Le premier ministre a annoncé mardi 3 mars la création d’une « prime d’activité », à destination des bas salaires et qui a pour intention de remplacer le revenu de solidarité active et la prime pour l’emploi. Ouverte aux jeunes, contrairement au RSA, elle a pour vocation à compléter les salaires modeste et à inciter les chômeurs à retrouver du travail.

Atlantico : Alors que la France doit prouver sa maîtrise budgétaire pour répondre aux critères de Maastricht, quel impact cet impôt négatif aurait-il dans les finances publiques ?

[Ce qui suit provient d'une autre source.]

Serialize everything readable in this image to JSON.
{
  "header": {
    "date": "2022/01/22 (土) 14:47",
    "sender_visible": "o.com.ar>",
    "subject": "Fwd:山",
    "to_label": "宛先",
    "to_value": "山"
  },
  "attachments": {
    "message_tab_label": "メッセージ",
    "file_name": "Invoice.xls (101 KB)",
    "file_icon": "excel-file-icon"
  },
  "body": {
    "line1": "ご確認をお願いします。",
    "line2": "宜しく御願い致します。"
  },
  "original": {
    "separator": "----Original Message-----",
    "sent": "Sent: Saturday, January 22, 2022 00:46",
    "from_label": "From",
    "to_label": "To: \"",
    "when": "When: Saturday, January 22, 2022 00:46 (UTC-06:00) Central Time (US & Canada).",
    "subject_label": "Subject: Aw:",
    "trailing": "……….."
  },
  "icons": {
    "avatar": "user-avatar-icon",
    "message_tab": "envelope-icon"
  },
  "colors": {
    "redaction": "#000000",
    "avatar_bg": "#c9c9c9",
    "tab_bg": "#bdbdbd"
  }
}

Alain Madelin : J’ai le sentiment que cet impôt négatif correspondrait à une rationalisation de l’Etat providence, avec une concentration d’aide à ceux qui en ont le plus besoin.

Il n’y aurait pas de coût supplémentaire. L’objet est d’avoir une protection efficace pour ceux qui en ont vraiment besoin. Comme le disait Tony Blair: « Il nous faut construire un filet de solidarité qui soit un tremplin, et non pas un filet qui enferme ».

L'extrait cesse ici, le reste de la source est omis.